Creating a fairer society

Associate Professor Jonathan Barrett’s research seeks to bring a human rights perspective to tax policy.

Associate Professor Jonathan Barrett

While working in South Africa in the early 1990s, Dr Jonathan Barrett, an Associate Professor in Taxation at the Wellington School of Business and Government, was acutely aware of the impact tax and other policies can have on the most vulnerable members of society.

It was in this environment that his work into human rights and taxation got its start.

“Living in South Africa, you are face-to-face with gross inequality every day,” says Associate Professor Barrett. “I was there at the time of the constitutional revolution where, essentially, the law switched completely overnight from being a parliamentary sovereignty, where the government of the day could pass whatever law it wanted, to a completely human rights-based constitution.

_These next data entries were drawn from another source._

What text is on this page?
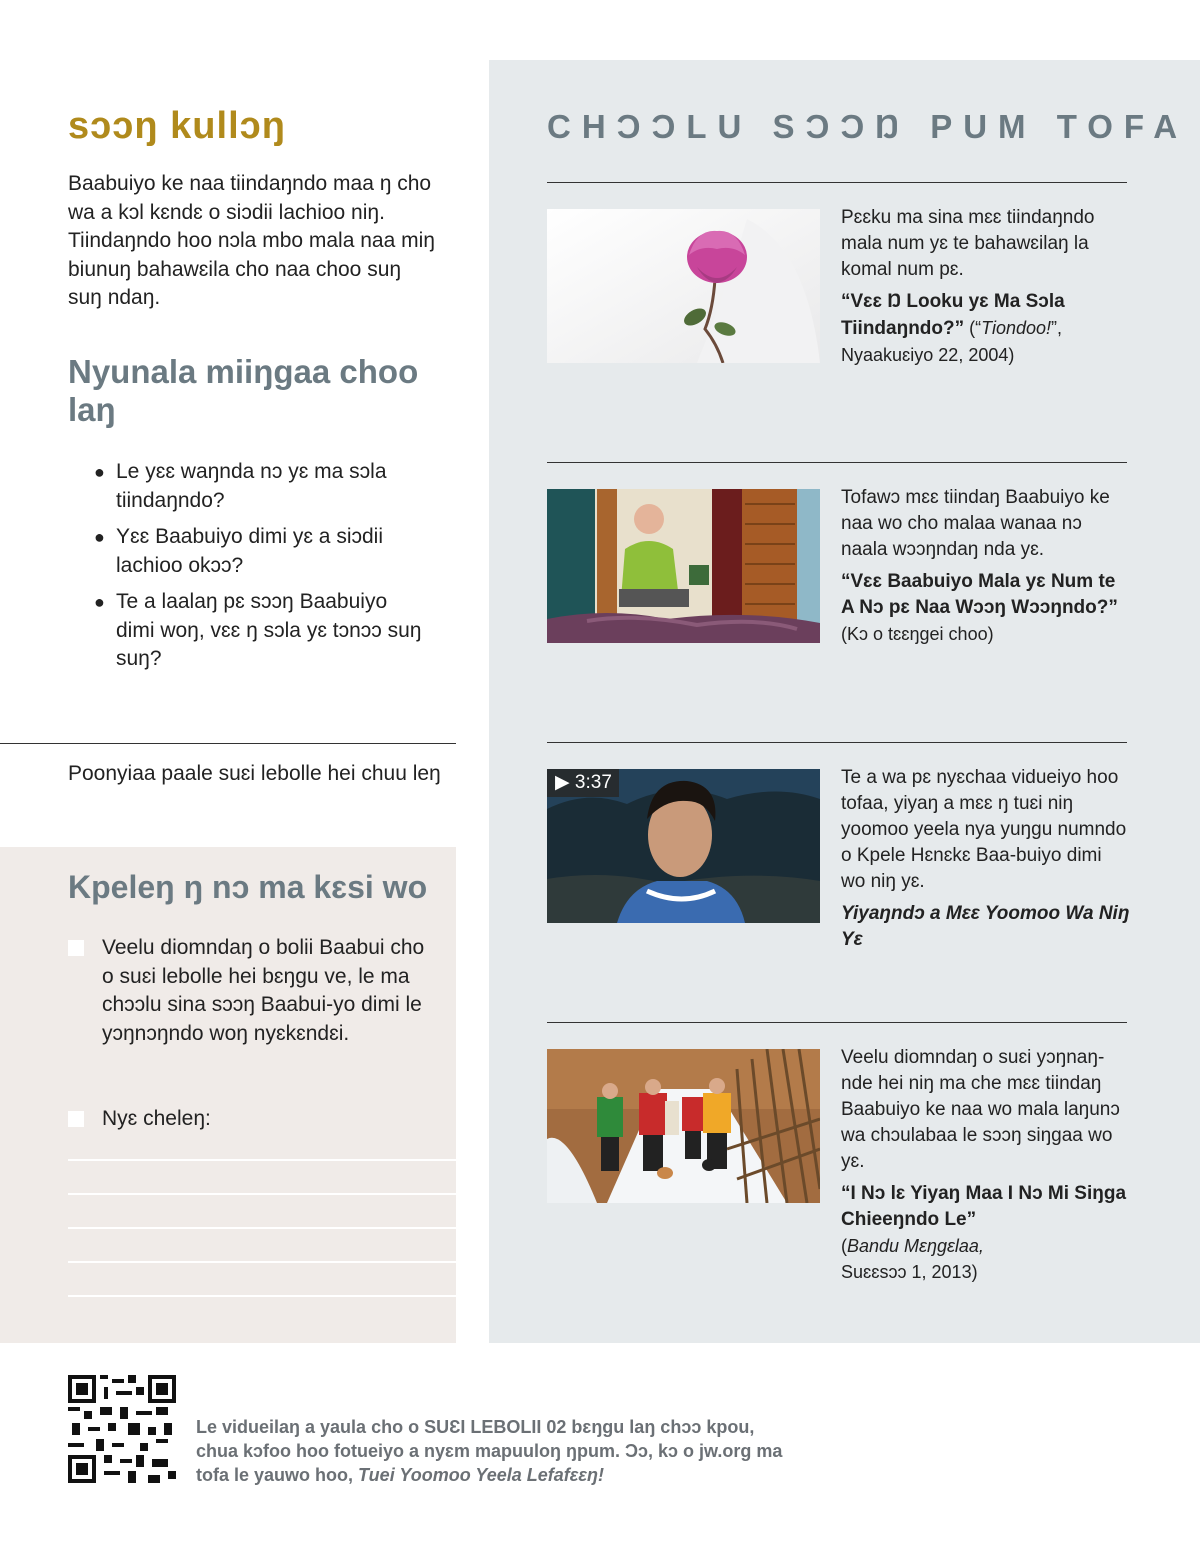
sɔɔŋ kullɔŋ

Baabuiyo ke naa tiindaŋndo maa ŋ cho wa a kɔl kɛndɛ o siɔdii lachioo niŋ. Tiindaŋndo hoo nɔla mbo mala naa miŋ biunuŋ bahawɛila cho naa choo suŋ suŋ ndaŋ.

Nyunala miiŋgaa choo laŋ
● Le yɛɛ waŋnda nɔ yɛ ma sɔla tiindaŋndo?
● Yɛɛ Baabuiyo dimi yɛ a siɔdii lachioo okɔɔ?
● Te a laalaŋ pɛ sɔɔŋ Baabuiyo dimi woŋ, vɛɛ ŋ sɔla yɛ tɔnɔɔ suŋ suŋ?

Poonyiaa paale suɛi lebolle hei chuu leŋ

Kpeleŋ ŋ nɔ ma kɛsi wo
Veelu diomndaŋ o bolii Baabui cho o suɛi lebolle hei bɛŋgu ve, le ma chɔɔlu sina sɔɔŋ Baabui-yo dimi le yɔŋnɔŋndo woŋ nyɛkɛndɛi.
Nyɛ cheleŋ:
CHƆƆLU SƆƆŊ PUM TOFA
Pɛɛku ma sina mɛɛ tiindaŋndo mala num yɛ te bahawɛilaŋ la komal num pɛ.
“Vɛɛ Ŋ Looku yɛ Ma Sɔla Tiindaŋndo?” (“Tiondoo!”, Nyaakuɛiyo 22, 2004)
Tofawɔ mɛɛ tiindaŋ Baabuiyo ke naa wo cho malaa wanaa nɔ naala wɔɔŋndaŋ nda yɛ.
“Vɛɛ Baabuiyo Mala yɛ Num te A Nɔ pɛ Naa Wɔɔŋ Wɔɔŋndo?”
(Kɔ o tɛɛŋgei choo)
▶ 3:37	Te a wa pɛ nyɛchaa vidueiyo hoo tofaa, yiyaŋ a mɛɛ ŋ tuɛi niŋ yoomoo yeela nya yuŋgu numndo o Kpele Hɛnɛkɛ Baa-buiyo dimi wo niŋ yɛ.
Yiyaŋndɔ a Mɛɛ Yoomoo Wa Niŋ Yɛ
Veelu diomndaŋ o suɛi yɔŋnaŋ-nde hei niŋ ma che mɛɛ tiindaŋ Baabuiyo ke naa wo mala laŋunɔ wa chɔulabaa le sɔɔŋ siŋgaa wo yɛ.
“I Nɔ lɛ Yiyaŋ Maa I Nɔ Mi Siŋga Chieeŋndo Le”
(Bandu Mɛŋgɛlaa,
Suɛɛsɔɔ 1, 2013)

Le vidueilaŋ a yaula cho o SUƐI LEBOLII 02 bɛŋgu laŋ chɔɔ kpou, chua kɔfoo hoo fotueiyo a nyɛm mapuuloŋ ŋpum. Ɔɔ, kɔ o jw.org ma tofa le yauwo hoo, Tuei Yoomoo Yeela Lefafɛɛŋ!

I hoped that a thesis on human rights and taxation might contribute however humbly to that transformation.”

Upon moving to New Zealand, Associate Professor Barrett took the opportunity to move into tertiary education and began his research which in part aims to shed light on how current tax, and other, policies discriminate against lower income groups.

Most recently, Associate Professor Barrett, along with Professor Lisa Marriott, has been researching discrimination within New Zealand legislation.

“There’s some hardcore discrimination against some of the weakest people in society, in particular beneficiaries and their chilAssociate Professoren,” says Associate Professor Barrett. “This institutionalised view of low-income groups has been in place at least since the Elizabethan Poor Act of 1601. Culturally, it is presumably linked to the protestant work ethic, but I suspect it is more deeply ingrained than that. People don’t like what they perceive as freeriding.”

The solution, Associate Professor Barrett believes, is to treat social and economic rights the same as we do civil and political rights.

“The Universal Declaration of Human Rights and related international undertaking do not distinguish between different rights, but the New Zealand Bill of Rights Act only affirms civil and political rights. Benefits should be seen by everyone as rights, not charity. JK Galbraith who, along with John Rawls, has been influential on my thinking about tax and benefits said that tolerating the possibility of a small number of people cheating the welfare system is the price we pay for a civilised society.”

Another important change that needs to happen, says Associate Professor Barrett, is the broadening of New Zealand’s tax base to ensure that everyone is taxed fairly.

“I tend to follow what is known as the Haig-Simons concept of comprehensive income which Canada’s Carter Commission in the 1960s summed up as a buck is a buck. In other words, it doesn’t matter whether I receive a dollar from salary, interest, dividends, capital gains or inheritances, I still receive a dollar and can and should pay tax on it,” says Associate Professor Barrett.

“We actually have a fairly narrow tax base and to my mind there’s no reason why capital gains and why inheritances shouldn’t be in the income tax base and simply taxed as income. We’d have a much broader tax base, a much fairer tax base, and we’d have the possibility of lower tax rates. The broader the base the better the possibility of lower tax rates.”

Associate Professor Barrett would also like to see some of the more daring recommendations of the two tax working groups revisited—a land tax and capital gains tax—but also genuine incorporation of Te Ao Māori into tax policy and a move towards a circular economy.

“If the government of the day can’t implement these changes it really needs to go to the next generation to push for these things and understand them and perhaps take control over the debate until government really understands and takes these issues seriously,” says Associate Professor Barrett.